昭和60年より東京都立高等学校教諭・ろう学校教諭,教頭・副校長,校長,都教育委員会を経て,東京都立町田の丘学園校長,全国特別支援学校知的障害教育校長会会長,現在,東京都立立川ろう学校校長,全国聾学校長会会長。ろう学校在籍時に,ろう重複障害教育,個別指導計画をテーマにして学ぶ。東京都立町田養護学校教頭・副校長時に,水口浚先生,吉瀬正則先生,宮城武久先生に出会い,教材・教具を活用した実践を続けている。

―本書では全国の先生方の英知を集結し、特別な支援を必要とする子どもたちへのための教材・教具・ICTのアイデアを100集めているとのことですが、どのような教材が100集まっているのでしょうか?

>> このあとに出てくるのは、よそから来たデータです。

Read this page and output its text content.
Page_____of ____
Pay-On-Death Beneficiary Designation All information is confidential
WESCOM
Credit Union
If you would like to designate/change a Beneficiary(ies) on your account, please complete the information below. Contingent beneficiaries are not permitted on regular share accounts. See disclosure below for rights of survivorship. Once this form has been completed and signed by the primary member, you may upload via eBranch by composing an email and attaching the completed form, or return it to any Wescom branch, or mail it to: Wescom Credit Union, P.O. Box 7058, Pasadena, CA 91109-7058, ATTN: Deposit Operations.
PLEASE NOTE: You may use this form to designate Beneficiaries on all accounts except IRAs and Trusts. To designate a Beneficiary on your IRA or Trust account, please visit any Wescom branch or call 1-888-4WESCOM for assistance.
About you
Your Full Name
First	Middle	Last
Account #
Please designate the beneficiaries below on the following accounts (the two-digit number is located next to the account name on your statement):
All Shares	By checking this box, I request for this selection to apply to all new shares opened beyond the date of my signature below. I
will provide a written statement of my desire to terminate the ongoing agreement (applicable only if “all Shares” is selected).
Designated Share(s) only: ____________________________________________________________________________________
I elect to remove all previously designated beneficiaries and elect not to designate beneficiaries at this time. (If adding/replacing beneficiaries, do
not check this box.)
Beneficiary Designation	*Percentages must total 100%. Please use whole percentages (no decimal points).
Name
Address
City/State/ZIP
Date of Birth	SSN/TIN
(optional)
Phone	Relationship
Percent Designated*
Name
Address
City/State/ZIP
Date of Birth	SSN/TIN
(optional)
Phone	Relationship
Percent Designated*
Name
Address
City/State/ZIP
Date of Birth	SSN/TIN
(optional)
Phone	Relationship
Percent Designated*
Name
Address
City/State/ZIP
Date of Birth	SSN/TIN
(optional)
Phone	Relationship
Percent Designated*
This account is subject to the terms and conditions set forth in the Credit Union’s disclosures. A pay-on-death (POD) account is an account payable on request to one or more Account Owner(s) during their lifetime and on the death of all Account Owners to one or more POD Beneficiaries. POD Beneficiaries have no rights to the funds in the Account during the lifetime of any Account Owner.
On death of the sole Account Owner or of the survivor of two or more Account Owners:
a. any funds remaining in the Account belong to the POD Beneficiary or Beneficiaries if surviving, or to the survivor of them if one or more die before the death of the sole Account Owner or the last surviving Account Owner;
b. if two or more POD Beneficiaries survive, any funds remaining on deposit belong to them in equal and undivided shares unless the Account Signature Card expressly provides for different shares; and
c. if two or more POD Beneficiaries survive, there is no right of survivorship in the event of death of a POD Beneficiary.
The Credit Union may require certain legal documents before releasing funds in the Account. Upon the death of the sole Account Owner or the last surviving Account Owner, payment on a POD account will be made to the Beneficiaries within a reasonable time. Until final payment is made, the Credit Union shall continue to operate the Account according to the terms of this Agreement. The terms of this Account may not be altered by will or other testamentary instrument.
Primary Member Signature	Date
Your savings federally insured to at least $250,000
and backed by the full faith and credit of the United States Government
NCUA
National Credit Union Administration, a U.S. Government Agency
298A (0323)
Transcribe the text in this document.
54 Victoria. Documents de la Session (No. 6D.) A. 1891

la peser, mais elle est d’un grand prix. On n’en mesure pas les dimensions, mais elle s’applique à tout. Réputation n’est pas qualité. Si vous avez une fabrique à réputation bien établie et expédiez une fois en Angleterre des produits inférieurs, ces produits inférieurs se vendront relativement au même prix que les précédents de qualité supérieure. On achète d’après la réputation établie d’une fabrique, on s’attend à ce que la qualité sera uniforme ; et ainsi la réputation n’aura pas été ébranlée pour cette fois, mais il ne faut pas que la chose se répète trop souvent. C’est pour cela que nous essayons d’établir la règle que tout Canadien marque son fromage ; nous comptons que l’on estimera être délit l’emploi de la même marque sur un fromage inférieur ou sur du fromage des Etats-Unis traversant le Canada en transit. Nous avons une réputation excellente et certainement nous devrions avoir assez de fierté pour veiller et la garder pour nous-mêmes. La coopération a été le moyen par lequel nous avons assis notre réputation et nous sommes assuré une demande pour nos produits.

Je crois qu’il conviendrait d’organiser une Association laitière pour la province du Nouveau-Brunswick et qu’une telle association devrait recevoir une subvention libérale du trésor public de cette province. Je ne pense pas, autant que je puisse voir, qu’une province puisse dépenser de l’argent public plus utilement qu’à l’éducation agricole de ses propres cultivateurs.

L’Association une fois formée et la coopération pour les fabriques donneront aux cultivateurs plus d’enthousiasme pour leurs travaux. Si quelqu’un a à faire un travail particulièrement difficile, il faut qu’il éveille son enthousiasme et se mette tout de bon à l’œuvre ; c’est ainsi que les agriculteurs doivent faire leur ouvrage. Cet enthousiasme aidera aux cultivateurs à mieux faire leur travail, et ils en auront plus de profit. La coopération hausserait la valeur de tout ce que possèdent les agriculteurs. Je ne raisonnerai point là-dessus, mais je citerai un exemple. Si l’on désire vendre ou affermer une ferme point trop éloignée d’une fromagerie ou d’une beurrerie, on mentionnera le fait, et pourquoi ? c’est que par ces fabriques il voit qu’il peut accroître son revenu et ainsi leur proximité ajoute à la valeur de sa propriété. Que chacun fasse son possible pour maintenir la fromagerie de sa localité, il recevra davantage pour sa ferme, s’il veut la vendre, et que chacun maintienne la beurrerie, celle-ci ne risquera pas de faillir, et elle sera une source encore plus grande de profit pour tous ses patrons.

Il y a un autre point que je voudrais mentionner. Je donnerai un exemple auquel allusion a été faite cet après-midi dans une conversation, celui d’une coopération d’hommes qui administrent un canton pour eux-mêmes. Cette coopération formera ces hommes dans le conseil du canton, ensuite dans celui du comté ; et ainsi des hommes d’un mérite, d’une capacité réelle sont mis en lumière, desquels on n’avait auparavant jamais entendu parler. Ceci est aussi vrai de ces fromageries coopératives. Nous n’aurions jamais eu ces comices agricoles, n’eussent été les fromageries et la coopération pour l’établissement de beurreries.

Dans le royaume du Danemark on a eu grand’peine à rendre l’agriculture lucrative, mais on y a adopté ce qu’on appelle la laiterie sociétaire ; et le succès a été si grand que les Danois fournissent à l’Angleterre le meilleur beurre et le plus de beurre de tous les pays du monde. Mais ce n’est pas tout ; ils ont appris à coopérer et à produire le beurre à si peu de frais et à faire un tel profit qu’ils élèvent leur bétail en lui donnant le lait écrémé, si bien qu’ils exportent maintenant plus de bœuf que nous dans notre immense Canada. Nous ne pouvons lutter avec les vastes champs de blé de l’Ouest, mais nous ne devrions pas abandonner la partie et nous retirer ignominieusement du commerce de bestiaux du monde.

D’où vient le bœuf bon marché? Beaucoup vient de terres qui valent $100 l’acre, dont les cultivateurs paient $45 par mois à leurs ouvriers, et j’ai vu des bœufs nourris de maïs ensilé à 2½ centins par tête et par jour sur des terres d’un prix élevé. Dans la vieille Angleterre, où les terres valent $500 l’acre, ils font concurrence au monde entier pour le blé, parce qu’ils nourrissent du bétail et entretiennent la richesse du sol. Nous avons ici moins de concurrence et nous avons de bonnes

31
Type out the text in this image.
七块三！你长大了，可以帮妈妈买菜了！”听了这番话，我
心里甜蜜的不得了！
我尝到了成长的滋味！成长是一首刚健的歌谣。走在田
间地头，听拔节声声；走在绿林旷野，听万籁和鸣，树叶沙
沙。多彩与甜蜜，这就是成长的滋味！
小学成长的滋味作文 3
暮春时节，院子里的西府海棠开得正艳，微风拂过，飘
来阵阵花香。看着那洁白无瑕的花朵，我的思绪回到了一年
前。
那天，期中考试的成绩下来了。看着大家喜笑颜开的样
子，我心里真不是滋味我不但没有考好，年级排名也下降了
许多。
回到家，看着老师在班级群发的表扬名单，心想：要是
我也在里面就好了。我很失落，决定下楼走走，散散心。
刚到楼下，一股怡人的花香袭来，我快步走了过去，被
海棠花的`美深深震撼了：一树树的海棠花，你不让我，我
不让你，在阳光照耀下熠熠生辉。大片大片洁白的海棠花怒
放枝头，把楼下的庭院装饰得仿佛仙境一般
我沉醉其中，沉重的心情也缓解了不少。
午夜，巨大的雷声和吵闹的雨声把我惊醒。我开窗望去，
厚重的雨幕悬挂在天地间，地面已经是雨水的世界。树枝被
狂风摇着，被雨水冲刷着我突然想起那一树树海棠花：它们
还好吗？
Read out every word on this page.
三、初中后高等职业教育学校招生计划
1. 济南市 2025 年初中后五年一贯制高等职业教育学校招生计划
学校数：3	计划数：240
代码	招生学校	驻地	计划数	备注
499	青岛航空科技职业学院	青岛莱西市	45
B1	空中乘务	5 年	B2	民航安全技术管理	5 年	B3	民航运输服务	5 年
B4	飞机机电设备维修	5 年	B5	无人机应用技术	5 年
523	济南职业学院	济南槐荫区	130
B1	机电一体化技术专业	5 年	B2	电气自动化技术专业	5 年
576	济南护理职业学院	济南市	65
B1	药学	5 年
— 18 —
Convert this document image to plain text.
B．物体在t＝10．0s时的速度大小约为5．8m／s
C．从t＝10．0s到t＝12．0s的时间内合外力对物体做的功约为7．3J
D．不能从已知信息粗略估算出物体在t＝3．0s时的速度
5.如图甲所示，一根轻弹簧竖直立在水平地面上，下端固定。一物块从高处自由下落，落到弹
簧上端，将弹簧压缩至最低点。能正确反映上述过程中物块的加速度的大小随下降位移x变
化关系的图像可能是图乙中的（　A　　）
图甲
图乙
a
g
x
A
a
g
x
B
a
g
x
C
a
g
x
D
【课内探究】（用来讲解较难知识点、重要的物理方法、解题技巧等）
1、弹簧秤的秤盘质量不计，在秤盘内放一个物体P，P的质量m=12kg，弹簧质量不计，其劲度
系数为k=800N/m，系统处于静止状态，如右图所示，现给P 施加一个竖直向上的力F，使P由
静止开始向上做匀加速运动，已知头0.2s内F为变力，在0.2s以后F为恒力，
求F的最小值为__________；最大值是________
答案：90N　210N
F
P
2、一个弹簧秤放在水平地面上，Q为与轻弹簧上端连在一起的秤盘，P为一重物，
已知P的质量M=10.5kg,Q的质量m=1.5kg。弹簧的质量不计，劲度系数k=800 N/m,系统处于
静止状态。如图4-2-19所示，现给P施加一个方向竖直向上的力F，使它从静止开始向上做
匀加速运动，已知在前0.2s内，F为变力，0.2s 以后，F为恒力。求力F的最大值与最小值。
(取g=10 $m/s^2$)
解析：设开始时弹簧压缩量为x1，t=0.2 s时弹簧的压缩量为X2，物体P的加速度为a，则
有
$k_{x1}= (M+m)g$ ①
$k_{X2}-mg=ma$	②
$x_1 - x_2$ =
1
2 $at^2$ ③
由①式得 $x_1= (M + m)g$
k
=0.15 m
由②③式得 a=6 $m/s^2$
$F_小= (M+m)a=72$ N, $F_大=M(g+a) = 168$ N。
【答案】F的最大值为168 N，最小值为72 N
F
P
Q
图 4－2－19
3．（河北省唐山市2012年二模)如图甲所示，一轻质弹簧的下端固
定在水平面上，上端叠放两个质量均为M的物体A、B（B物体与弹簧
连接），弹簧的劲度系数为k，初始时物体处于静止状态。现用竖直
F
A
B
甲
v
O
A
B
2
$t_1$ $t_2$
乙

 特別支援学校では、先生方が子どもの実態に応じた教材・教具を日々工夫して活用しています。今回、特別支援学校等の授業で活用している教材を、国語、算数・数学、体育、音楽、図工・美術、日常生活の指導、自立活動と幅広く紹介しています。基本的に手軽に購入できたり、工夫できるものを載せています。「こんな発想があったか」「同じ教材・教具でも使い方を工夫できる」など実践の中で、活用し更に工夫していただけたらと思っています。また、個別の指導や集団での指導の場面など、教材・教具を介して子どもとのコミュニケーションを図ってほしいです。

―主に使用されるのは特別支援学校の先生方でしょうか。これらの教材・教具・ICTを工夫するメリットは何ですか?

 特別支援学校等の特別支援教育に関わる先生方に、是非参考にしていただきたいです。本書では、教材の紹介とともに、教材のねらい、工夫点、使用方法等を簡潔にまとめています。教材・教具を選定・工夫することは、子どもの実態を的確に把握しながら、スモールステップを考えていくきっかけになります。子どもの「できた」「わかった」がわかること、逆に「できなかった」時は、子どもの実態に即していなかったことになります。具体的な評価がすぐにわかり、改善につなげていってほしいです。

―本書の中で紹介されているおすすめの教材を1つ教えてください。

 一つに絞るのは難しいですね。本書では、国語や算数・数学以外にも体育、音楽、図工・美術、日常生活の教材を紹介しています。ちょっと工夫すれば、すぐに活用できるものが多く含まれています。是非、すぐに使ってほしいです。その中で文字・かずの基礎にもなる「交差のあるペグさし」は、多くのことを示唆してくれます。字がかける子どもでも線に沿ってペグを入れられないことがあります。簡単な教材ですが、この教材の意味を説明できると保護者も納得できると思います。

写真

交差のあるペグさし教材

―最後に…特別な支援を必要とする子どもに関わられる先生方へのメッセージをお願いします。

 日々、特別支援教育に関わっている先生方は、授業の工夫、教材・教具の作成に熱心に取り組んでいると思います。同じ教材・教具でも、発達の道筋を考えながら、スモールステップで考えたり、または実態把握(アセスメント)に生かしたりすることができます。また、適切な声かけで「できること」が増えることがあります。本書で紹介している教材・教具、また、日々の実践を通して、子どもにあった教材・教具を開発し、指導の手だてについて整理できることを期待しています。